Imaginemos um caso, simples e recorrente, de uma sentença, transitada em julgado, com uma condenação ilíquida. Neste caso, a lógica processual diz que os patronos desta causa deverão requerer a liquidação da sentença e, posteriormente — i.e., uma vez liquidada a sentença —, o seu cumprimento. Ocorre, porém, que nem sempre é isso que acontece.

Como é cediço no direito processual brasileiro, são 3 as formas de liquidação de sentença possíveis: (1) liquidação por artigos (ou pelo procedimento comum na terminologia do Código de Processo Civil de 2015), quando há a necessidade de provar fato novo relevante na apuração do quantum debeatur[1]; (2) liquidação por arbitramento, quando não há necessidade de prova de fato novo para apuração do quantum debeatur, mas este depende, para a sua apuração, de conhecimentos específicos (o que geralmente — ainda que não sempre e muito menos como regra — demanda a atuação de um perito)[2]; e (3) a liquidação por cálculos, quando a liquidação do julgado depende de simples cálculos.[3]

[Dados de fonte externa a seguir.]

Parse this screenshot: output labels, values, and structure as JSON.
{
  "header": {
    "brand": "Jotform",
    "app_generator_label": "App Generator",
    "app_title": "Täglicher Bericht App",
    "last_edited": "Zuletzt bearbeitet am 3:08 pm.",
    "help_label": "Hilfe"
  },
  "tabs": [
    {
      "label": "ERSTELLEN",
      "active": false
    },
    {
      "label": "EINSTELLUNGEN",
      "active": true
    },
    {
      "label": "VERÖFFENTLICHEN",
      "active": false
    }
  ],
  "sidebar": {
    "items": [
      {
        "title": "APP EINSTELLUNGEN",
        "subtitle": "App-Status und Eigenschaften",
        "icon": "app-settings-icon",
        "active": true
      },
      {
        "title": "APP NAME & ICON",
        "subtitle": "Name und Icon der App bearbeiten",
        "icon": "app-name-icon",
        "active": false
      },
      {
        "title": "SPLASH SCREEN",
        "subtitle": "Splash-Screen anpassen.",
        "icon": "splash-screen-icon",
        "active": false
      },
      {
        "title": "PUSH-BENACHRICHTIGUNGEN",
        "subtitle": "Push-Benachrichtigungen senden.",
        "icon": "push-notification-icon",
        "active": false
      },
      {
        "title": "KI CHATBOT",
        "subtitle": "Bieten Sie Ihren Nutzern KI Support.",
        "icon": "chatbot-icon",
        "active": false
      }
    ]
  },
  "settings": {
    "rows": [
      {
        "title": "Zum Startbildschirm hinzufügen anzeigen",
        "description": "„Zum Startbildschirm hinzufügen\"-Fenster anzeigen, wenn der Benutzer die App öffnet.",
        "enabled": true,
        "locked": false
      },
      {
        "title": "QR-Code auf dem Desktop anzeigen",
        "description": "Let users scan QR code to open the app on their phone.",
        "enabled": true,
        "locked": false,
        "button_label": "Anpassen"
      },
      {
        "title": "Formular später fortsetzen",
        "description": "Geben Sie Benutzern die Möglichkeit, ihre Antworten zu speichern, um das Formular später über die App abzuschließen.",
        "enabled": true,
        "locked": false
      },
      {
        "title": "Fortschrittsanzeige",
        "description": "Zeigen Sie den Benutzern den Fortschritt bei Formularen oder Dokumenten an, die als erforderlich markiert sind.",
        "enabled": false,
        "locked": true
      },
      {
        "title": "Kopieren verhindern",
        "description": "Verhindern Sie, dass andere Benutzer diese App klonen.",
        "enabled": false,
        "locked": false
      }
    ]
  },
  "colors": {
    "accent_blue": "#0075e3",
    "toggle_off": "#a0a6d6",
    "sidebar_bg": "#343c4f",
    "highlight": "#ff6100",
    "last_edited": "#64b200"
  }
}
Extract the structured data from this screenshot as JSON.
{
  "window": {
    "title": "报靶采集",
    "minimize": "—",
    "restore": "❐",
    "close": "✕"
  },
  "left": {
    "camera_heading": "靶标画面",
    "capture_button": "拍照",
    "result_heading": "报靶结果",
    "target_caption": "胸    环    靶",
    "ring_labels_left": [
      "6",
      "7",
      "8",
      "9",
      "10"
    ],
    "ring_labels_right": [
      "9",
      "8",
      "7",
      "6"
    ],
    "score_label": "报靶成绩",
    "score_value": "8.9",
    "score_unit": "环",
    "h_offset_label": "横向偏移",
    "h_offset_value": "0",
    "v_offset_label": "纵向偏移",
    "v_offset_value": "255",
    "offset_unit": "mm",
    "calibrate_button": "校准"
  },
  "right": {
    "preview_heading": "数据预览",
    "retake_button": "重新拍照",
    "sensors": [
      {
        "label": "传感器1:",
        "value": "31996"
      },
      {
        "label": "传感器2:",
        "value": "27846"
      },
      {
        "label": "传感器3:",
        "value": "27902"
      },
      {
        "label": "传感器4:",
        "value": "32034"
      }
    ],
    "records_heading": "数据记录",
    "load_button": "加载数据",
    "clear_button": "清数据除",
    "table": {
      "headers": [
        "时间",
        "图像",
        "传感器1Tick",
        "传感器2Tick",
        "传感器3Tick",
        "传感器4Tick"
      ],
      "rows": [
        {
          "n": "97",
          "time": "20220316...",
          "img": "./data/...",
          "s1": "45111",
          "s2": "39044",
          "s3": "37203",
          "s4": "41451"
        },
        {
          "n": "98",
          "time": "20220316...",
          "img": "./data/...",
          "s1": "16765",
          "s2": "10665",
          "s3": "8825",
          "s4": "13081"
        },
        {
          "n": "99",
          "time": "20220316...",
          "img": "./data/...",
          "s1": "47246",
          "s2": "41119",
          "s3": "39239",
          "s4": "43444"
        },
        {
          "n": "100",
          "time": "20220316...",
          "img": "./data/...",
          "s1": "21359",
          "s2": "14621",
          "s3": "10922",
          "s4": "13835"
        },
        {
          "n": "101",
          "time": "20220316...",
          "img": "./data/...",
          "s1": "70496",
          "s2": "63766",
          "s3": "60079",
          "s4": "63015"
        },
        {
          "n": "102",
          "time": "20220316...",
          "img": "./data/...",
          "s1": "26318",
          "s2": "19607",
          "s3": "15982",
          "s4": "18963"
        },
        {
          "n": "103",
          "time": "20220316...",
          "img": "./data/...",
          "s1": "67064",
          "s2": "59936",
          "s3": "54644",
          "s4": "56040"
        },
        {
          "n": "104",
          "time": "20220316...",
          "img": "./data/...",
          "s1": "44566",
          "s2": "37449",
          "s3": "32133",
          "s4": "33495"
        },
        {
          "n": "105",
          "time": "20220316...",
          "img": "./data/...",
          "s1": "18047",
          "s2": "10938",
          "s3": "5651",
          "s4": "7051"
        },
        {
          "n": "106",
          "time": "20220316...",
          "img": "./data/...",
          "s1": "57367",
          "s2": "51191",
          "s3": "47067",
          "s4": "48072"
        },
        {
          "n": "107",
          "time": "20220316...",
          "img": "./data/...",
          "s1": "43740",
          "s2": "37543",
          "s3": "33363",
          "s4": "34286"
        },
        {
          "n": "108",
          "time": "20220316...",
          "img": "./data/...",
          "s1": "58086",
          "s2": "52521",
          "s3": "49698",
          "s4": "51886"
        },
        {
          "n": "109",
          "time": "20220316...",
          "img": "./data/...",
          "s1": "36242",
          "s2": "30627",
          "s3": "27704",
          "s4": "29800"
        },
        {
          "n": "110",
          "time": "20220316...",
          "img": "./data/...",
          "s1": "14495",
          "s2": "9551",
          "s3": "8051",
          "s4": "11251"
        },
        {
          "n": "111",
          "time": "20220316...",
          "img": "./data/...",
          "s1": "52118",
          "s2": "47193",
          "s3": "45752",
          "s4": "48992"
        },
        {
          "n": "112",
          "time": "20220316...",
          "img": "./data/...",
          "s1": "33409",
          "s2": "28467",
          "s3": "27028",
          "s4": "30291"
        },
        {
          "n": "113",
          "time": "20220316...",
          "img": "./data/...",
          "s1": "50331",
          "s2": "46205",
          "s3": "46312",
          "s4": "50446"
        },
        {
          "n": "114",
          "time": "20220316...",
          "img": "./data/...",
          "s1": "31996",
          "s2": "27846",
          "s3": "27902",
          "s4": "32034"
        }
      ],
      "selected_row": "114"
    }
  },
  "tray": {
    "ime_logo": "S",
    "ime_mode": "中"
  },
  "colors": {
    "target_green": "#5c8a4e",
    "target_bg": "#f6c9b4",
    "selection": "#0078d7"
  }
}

Ocorre, porém, que, com efeito, não há liquidação (em sentido estrito) por cálculos, pois o CPC/2015 dispõe, em seu artigo 509, § 2º, que, nesta hipótese, é possível a instauração do cumprimento de sentença. Nem sempre foi assim. O vetusto Código de 1939 (Decreto-Lei nº 1.608/1939) dispunha que eram 3 as formas de liquidação. Tal orientação foi seguida pela versão original do Código de 1973 até o ano de 1994 quando a liquidação por cálculos foi eliminada pela Lei nº 8.898/1994 (sistemática que foi seguida pelo CPC/2015), com a seguinte justificativa (pelo Projeto de Lei nº 2.689/1992, apresentado pelo, à época, deputado Nelson Jobim):

"O presente projeto insere-se no conjunto de medidas visando a modernização e a simplificação de nosso processo civil, por todos com insistência reclamadas. Segue em linhas gerais sugestões do anteprojeto elaborado por comissão especial de juristas e publicado no Diário Oficial da União de 17.12.1985, e agora atualizado sob os auspícios do Instituto Brasileiro de Direito Processual Civil, sob supervisão dos ministros Athos Gusmão Carneiro e Sálvio de Figueiredo Teixeira, do Superior Tribunal de Justiça […]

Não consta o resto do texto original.